Wednesday, May 20, 2026

Takaichi wants food consumption tax freeze ‘as soon as possible’

Japanese Prime Minister Sanae Takaichi said Wednesday she wants to implement a freeze on the country’s consumption tax on food products “as soon as possible,” despite concerns over the nation’s fiscal health amid the ongoing Middle East crisis.

During a one-on-one parliamentary debate with opposition party leaders, Takaichi also said the government will do its utmost to limit debt issuance to support the public, as her government plans to draft a supplementary budget amid concerns the crisis could have a prolonged economic impact.

Her comments came as Japanese government bond yields surged to the highest level in nearly 30 years, partly reflecting market expectations of accelerating inflation in resource-scarce Japan and fears over the country’s worsening fiscal health.

Questions were led for the first time by Democratic Party for the People head Yuichiro Tamaki, as his party holds the most seats in parliament following the Centrist Reform Alliance’s defeat in February’s election and uncertainty over a merger between its two founding parties in the House of Councillors.

Parliamentary leaders’ debates in Japan were first introduced in 2000 and modeled on Britain’s Prime Minister’s Questions format. They have become increasingly rare, however, with none held for around three years from 2021, and calls for them to take place tend to be stronger among opposition parties.

The latest debate was the first since November and the second of Takaichi’s premiership, after a planned April session was canceled due to the prime minister’s schedule. Wednesday’s event also came just hours after she returned from a summit with South Korean President Lee Jae Myung in his hometown.

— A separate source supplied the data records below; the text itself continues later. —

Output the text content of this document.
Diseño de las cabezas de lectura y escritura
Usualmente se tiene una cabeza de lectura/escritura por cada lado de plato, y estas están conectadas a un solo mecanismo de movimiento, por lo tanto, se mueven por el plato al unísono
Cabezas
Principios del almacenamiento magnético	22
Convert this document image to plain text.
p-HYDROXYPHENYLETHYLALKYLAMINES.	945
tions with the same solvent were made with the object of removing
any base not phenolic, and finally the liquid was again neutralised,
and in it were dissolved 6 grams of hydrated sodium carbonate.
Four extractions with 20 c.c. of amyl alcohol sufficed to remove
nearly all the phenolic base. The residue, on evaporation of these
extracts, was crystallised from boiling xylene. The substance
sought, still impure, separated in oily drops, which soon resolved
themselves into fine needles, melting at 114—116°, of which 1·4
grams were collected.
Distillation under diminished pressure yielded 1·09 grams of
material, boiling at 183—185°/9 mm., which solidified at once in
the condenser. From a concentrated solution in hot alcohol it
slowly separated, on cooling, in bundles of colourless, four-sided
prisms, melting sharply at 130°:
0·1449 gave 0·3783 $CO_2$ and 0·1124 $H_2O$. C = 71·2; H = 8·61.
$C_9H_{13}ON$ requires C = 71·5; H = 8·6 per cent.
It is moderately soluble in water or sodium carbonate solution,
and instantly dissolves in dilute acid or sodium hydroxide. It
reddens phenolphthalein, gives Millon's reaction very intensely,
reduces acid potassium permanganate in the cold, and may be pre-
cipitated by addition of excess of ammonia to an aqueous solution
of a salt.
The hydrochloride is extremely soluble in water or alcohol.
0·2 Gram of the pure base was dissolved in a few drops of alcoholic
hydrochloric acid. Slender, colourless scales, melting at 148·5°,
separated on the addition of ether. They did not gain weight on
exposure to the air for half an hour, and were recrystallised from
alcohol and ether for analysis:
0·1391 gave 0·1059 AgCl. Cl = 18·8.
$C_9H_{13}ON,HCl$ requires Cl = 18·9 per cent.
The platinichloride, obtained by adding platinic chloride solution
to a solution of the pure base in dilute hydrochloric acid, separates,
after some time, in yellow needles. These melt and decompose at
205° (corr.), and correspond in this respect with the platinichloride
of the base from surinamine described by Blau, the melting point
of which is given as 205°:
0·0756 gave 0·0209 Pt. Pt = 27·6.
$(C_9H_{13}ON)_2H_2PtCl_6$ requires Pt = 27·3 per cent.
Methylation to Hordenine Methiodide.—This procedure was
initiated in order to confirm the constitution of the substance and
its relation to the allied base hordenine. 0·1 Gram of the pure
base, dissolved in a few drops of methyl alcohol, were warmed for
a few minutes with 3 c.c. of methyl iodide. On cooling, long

The first half largely focused on Takaichi’s decision Monday to tell ruling parties she had ordered a review into formulating a supplementary budget, just over a month after Japan enacted a record 122.31 trillion yen ($769 billion) fiscal 2026 budget, and a shift from her recent comments that it was not required at present.

On the timing of the consumption tax freeze, Takaichi indicated she wants to move ahead with the policy “as soon as possible” once a cross-party national council on the issue compiles its interim report this summer.

The freeze is becoming increasingly controversial, with opposition parties appearing to have watered down support for the policy amid concerns over its feasibility. Last week, the Organization for Economic Cooperation and Development described it as “untargeted and costly” and recommended that the tax be raised gradually.

Takaichi also said she “seriously reflects” on proposals from Tamaki on whether the government should consider an off-ramp from its subsidies to keep gasoline prices below 170 yen per liter at the pump. The policy, restarted in mid-March, is expected to use up its earmarked 1 trillion yen by the end of June.

While exchanges were largely cordial with Tamaki, whose party is more closely aligned with Takaichi’s Liberal Democratic Party on fiscal policy, CRA leader Junya Ogawa took an aggressive approach in his debut appearance, accusing the prime minister of moving too slowly in deciding on the supplementary budget.

Takaichi pushed back, saying she did not believe the response was delayed and that the government “had been considering the best course of action from a relatively early stage.”

In a series of questions on diplomacy from Constitutional Democratic Party of Japan leader Shunichi Mizuoka, Takaichi said she “strongly welcomes” last week’s visit by U.S. President Donald Trump to China because communication between the two countries can help maintain regional peace.

With relations between Japan and China under strain since Takaichi’s parliamentary remarks in November suggesting Japan could deploy its defense forces in the event of a conflict over Taiwan, she said she is “open” to dialogue with China and sees a need for a calm approach.

Reflecting the fragmented state of Japan’s opposition since the ruling LDP’s landslide victory in the House of Representatives election, Takaichi had only brief exchanges with leaders from six parties during the 45-minute session, with the longest allotment going to Tamaki at 12 minutes.

Other representatives who asked questions in progressively shorter allotted time slots were Komeito leader Toshiko Takeya, Sohei Kamiya of the conservative populist Sanseito party, and Takahiro Anno, leader of the technology-focused Team Mirai, which gained 11 lower house seats in the election.

Anno used the final slot to ask about the government’s artificial intelligence policy, with scrutiny growing over the threat posed to financial institutions by U.S. company Anthropic’s Claude Mythos model, drawing laughter from the chamber as he offered to become Takaichi’s personal tutor on the technology.